As I’ve written before, industries which the Government has deemed to be “emissions-intensive trade-exposed” (EITE) get $3 billion per year in free permits (supposedly to protect “jobs and competitiveness”). The highest-polluting EITE industries get 94.5% of their emissions permits for free, diluting the $23 price to $1.27. Note the 94.5% number actually refers to 94.5% of the industry average, so any company with emissions below its industry’s average could be overcompensated for its emissions. These absurd levels of compensation are guaranteed in law for at least five years, and the rate at which the percentage of free permits reduces is so meaningless that the total number of free permits could actually rise over time.

The combined effect of the changes made in the carbon price amendments further increases the chances that EITE companies will be overcompensated for their emissions – effectively being paid to pollute instead of paying to pollute. This is because EITE companies will now be able to buy CDM offsets at ridiculously low prices around AU$4 and make multi-million-dollar profits by selling their free permits at the higher Australian-European carbon price.

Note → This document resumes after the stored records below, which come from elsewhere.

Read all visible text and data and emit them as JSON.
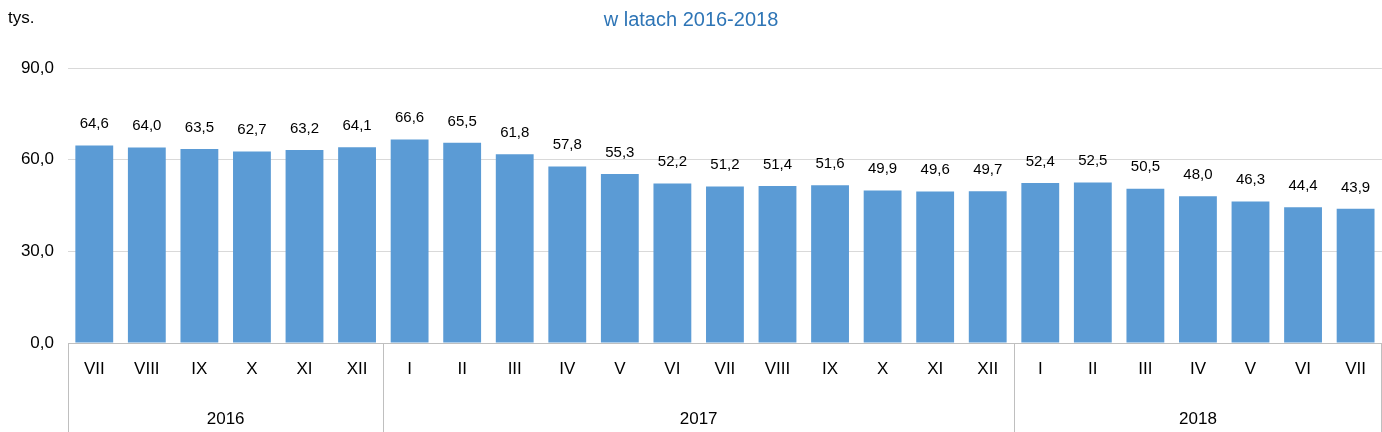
{
  "chart_data": {
    "type": "bar",
    "title": "w latach 2016-2018",
    "ylabel": "tys.",
    "categories": [
      "VII",
      "VIII",
      "IX",
      "X",
      "XI",
      "XII",
      "I",
      "II",
      "III",
      "IV",
      "V",
      "VI",
      "VII",
      "VIII",
      "IX",
      "X",
      "XI",
      "XII",
      "I",
      "II",
      "III",
      "IV",
      "V",
      "VI",
      "VII"
    ],
    "values": [
      64.6,
      64.0,
      63.5,
      62.7,
      63.2,
      64.1,
      66.6,
      65.5,
      61.8,
      57.8,
      55.3,
      52.2,
      51.2,
      51.4,
      51.6,
      49.9,
      49.6,
      49.7,
      52.4,
      52.5,
      50.5,
      48.0,
      46.3,
      44.4,
      43.9
    ],
    "color": "#5b9bd5",
    "ylim": [
      0,
      90
    ],
    "yticks": [
      {
        "value": 0,
        "label": "0,0"
      },
      {
        "value": 30,
        "label": "30,0"
      },
      {
        "value": 60,
        "label": "60,0"
      },
      {
        "value": 90,
        "label": "90,0"
      }
    ],
    "value_labels": [
      "64,6",
      "64,0",
      "63,5",
      "62,7",
      "63,2",
      "64,1",
      "66,6",
      "65,5",
      "61,8",
      "57,8",
      "55,3",
      "52,2",
      "51,2",
      "51,4",
      "51,6",
      "49,9",
      "49,6",
      "49,7",
      "52,4",
      "52,5",
      "50,5",
      "48,0",
      "46,3",
      "44,4",
      "43,9"
    ],
    "grid": "y",
    "legend": false,
    "annotations": [
      "2016",
      "2017",
      "2018"
    ]
  }
}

Coal power plants compensation

Meanwhile, the contracts-for-closure policy has been cancelled because coal-fired generators refused to accept the amount the Government was offering, saying they are still profitable despite the carbon price. Actually, they are now more profitable, because the Government is paying them $1 billion per year in cash and free permits as carbon price compensation (supposedly to protect “energy security”). Their compensation, combined with the cancellation of the floor price, has actually increased their value by up to $1 billion. The only condition for a coal-fired generator to receive compensation is that it continues to operate, effectively an incentive to stay open for years. All this reinforces what should have been obvious: the Government should never have decided to pay polluters to stay open while planning to pay them to close.

Yet yesterday, the House of Representatives voted down a Greens amendment to refer the generators’ compensation to a review by Productivity Commission (the Greens will try again in the Senate). Labor had the gall to call the Greens’ move a “breach” of last year’s climate policy agreement. What was Labor’s abandonment of contracts for closure, if not a breach? What was Rob Oakeshott’s abandonment of the floor price, if not a breach?

Business lobby arguments

Following the success of their campaign against the floor price, business lobby groups have shifted back to their original argument that the price should be lowered before 2015, which presumably would mean moving to emissions trading and setting a target sooner. It appears they are attempting to convince the Government to bypass the independent Climate Change Authority and lock in a weak emission target. It also illustrates their aggressive negotiating strategy: businesses got what they wanted, yet still they complain, while many environmentalists foolishly rhapsodize about changes with unclear implications.

Conclusion

Confused? Me too. One of my pet peeves about climate policies is that governments tend to make them near-impossible for an average citizen to understand – and yet we will all be affected by whether they are effective at preventing catastrophe, or merely employ creative accounting to produce an appearance of change.

To ensure a higher carbon price and strong domestic action in future, both Australia and the EU should increase their emissions targets, limit trading between each other, and ban all international offsets as South Korea and California have done. Australia should also bring back its floor price, indeed strengthen it; cancel or phase out polluter compensation as soon as possible; announce a replacement plan to close coal power plants; increase the RET; and introduce new climate policies additional to the carbon price. The Government must resist campaigns by business lobby groups to further weaken climate policies.

Most immediately, I urge readers to sign this petition by Environment Victoria to withdraw the compensation for coal power plants.